Tuesday, February 18, 2020

Tripod: Linear Weights

See the first paragraph of this post for an explanation of this series.

I certainly am no expert on Linear Weight formulas and their construction-leave that to people like Tango Tiger and Mickey Lichtman. However, I do have some knowledge on LW methods and thought I would explain some of the different methods of generating LW that are in use.

One thing to note before we start is that every RC method is LW. If you use the +1 technique, you can see the LWs that are used in a method like RC, BsR, or RPA. A good way to test non-linear RC formulas is to see how they stack up against LW methods in the context the LW are for. LW will vary widely based on the context. In normal ML contexts, though, the absolute out value is close to -.1, and the HR value stays close to 1.4. David Smyth provided the theory(or fact, I guess you could say), that as the OBA moves towards 1, the value of all events LWs converge towards 1.

Now what I understand of how LW are generated:

Empirical LW

Empirical LW have been published by Pete Palmer and Mickey Lichtman. They can be considered the true Linear Weight values. Empirical LW are based on finding the value of each event with the base/out table, and then averaging the value for all singles, etc. This is the LW for the single. Another way to look at it is that they calculate the value of an event in all 24 base/out situations, and then multiply that by the proportion of that event that occurs in that situation, and then sum those 24 values.

Palmer's weights were actually based on simulation, but as long as the simulation was well-designed it shouldn't be an issue.
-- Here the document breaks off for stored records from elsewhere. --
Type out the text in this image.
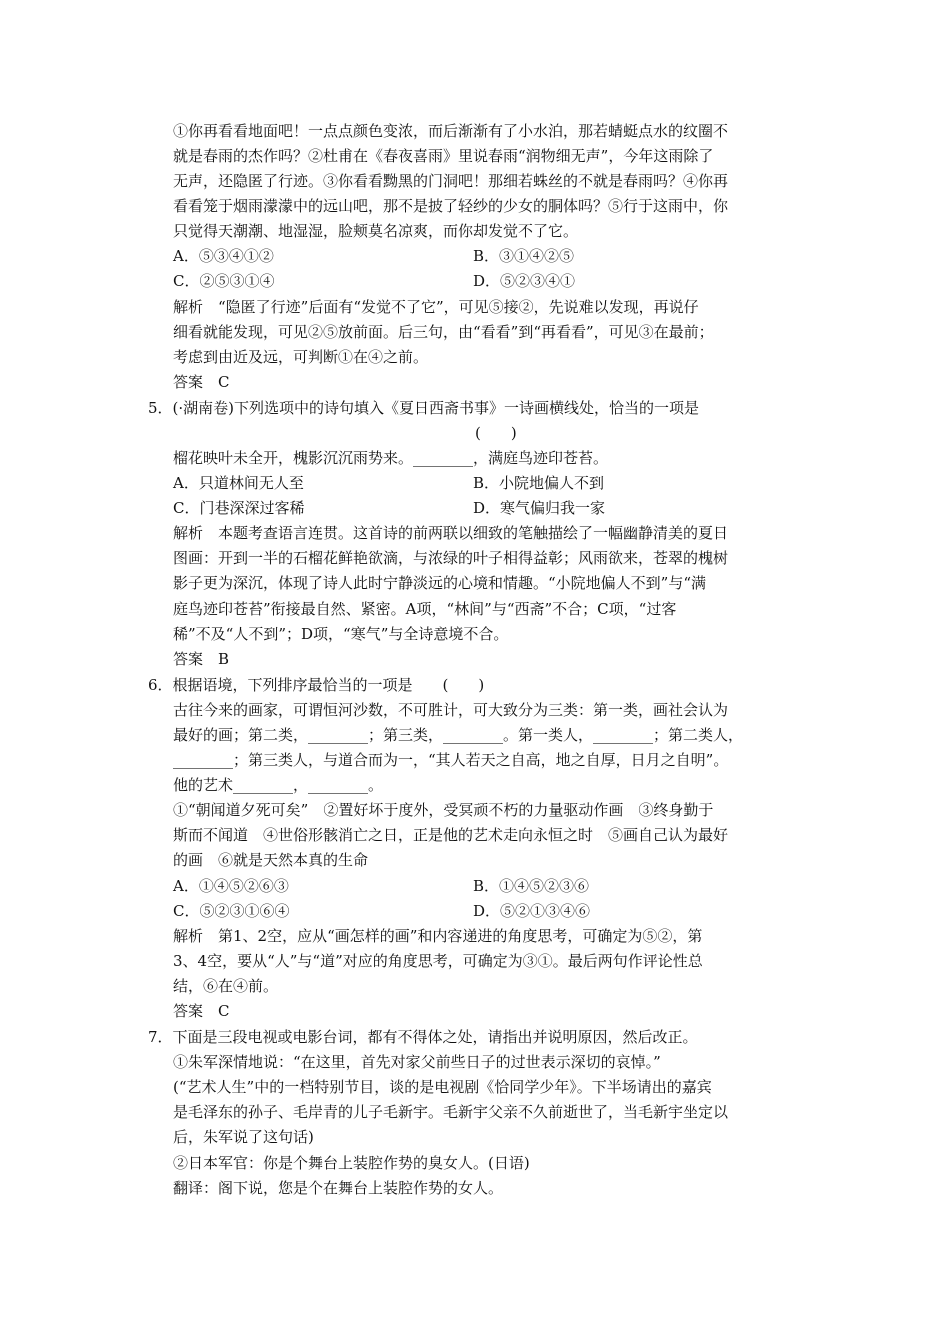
①你再看看地面吧！一点点颜色变浓，而后渐渐有了小水泊，那若蜻蜓点水的纹圈不
就是春雨的杰作吗？②杜甫在《春夜喜雨》里说春雨“润物细无声”，今年这雨除了
无声，还隐匿了行迹。③你看看黝黑的门洞吧！那细若蛛丝的不就是春雨吗？④你再
看看笼于烟雨濛濛中的远山吧，那不是披了轻纱的少女的胴体吗？⑤行于这雨中，你
只觉得天潮潮、地湿湿，脸颊莫名凉爽，而你却发觉不了它。
A．⑤③④①②	B．③①④②⑤
C．②⑤③①④	D．⑤②③④①
解析　“隐匿了行迹”后面有“发觉不了它”，可见⑤接②，先说难以发现，再说仔
细看就能发现，可见②⑤放前面。后三句，由“看看”到“再看看”，可见③在最前；
考虑到由近及远，可判断①在④之前。
答案　C
5．(·湖南卷)下列选项中的诗句填入《夏日西斋书事》一诗画横线处，恰当的一项是
(　　)
榴花映叶未全开，槐影沉沉雨势来。________，满庭鸟迹印苍苔。
A．只道林间无人至	B．小院地偏人不到
C．门巷深深过客稀	D．寒气偏归我一家
解析　本题考查语言连贯。这首诗的前两联以细致的笔触描绘了一幅幽静清美的夏日
图画：开到一半的石榴花鲜艳欲滴，与浓绿的叶子相得益彰；风雨欲来，苍翠的槐树
影子更为深沉，体现了诗人此时宁静淡远的心境和情趣。“小院地偏人不到”与“满
庭鸟迹印苍苔”衔接最自然、紧密。A项，“林间”与“西斋”不合；C项，“过客
稀”不及“人不到”；D项，“寒气”与全诗意境不合。
答案　B
6．根据语境，下列排序最恰当的一项是　　(　　)
古往今来的画家，可谓恒河沙数，不可胜计，可大致分为三类：第一类，画社会认为
最好的画；第二类，________；第三类，________。第一类人，________；第二类人，
________；第三类人，与道合而为一，“其人若天之自高，地之自厚，日月之自明”。
他的艺术________，________。
①“朝闻道夕死可矣”　②置好坏于度外，受冥顽不朽的力量驱动作画　③终身勤于
斯而不闻道　④世俗形骸消亡之日，正是他的艺术走向永恒之时　⑤画自己认为最好
的画　⑥就是天然本真的生命
A．①④⑤②⑥③	B．①④⑤②③⑥
C．⑤②③①⑥④	D．⑤②①③④⑥
解析　第1、2空，应从“画怎样的画”和内容递进的角度思考，可确定为⑤②，第
3、4空，要从“人”与“道”对应的角度思考，可确定为③①。最后两句作评论性总
结，⑥在④前。
答案　C
7．下面是三段电视或电影台词，都有不得体之处，请指出并说明原因，然后改正。
①朱军深情地说：“在这里，首先对家父前些日子的过世表示深切的哀悼。”
(“艺术人生”中的一档特别节目，谈的是电视剧《恰同学少年》。下半场请出的嘉宾
是毛泽东的孙子、毛岸青的儿子毛新宇。毛新宇父亲不久前逝世了，当毛新宇坐定以
后，朱军说了这句话)
②日本军官：你是个舞台上装腔作势的臭女人。(日语)
翻译：阁下说，您是个在舞台上装腔作势的女人。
One way you could empirically derive different LW is to assume that the events occur randomly, i.e. assuming that the proportion of overall PAs in each base/out situation is the same as the proportion of the event that occur in this situation. For instance, if 2% of PA come with the bases loaded and 1 out, then you assume that 2% of doubles occur with the bases loaded and 1 out as well. This is an interesting idea for a method. If you see a double hit in a random situation, you could make the argument that this method would give you the best guess weight for this event. But that is only if you assume that the base/out situation does not effect the probability of a given event. Does it work out that way?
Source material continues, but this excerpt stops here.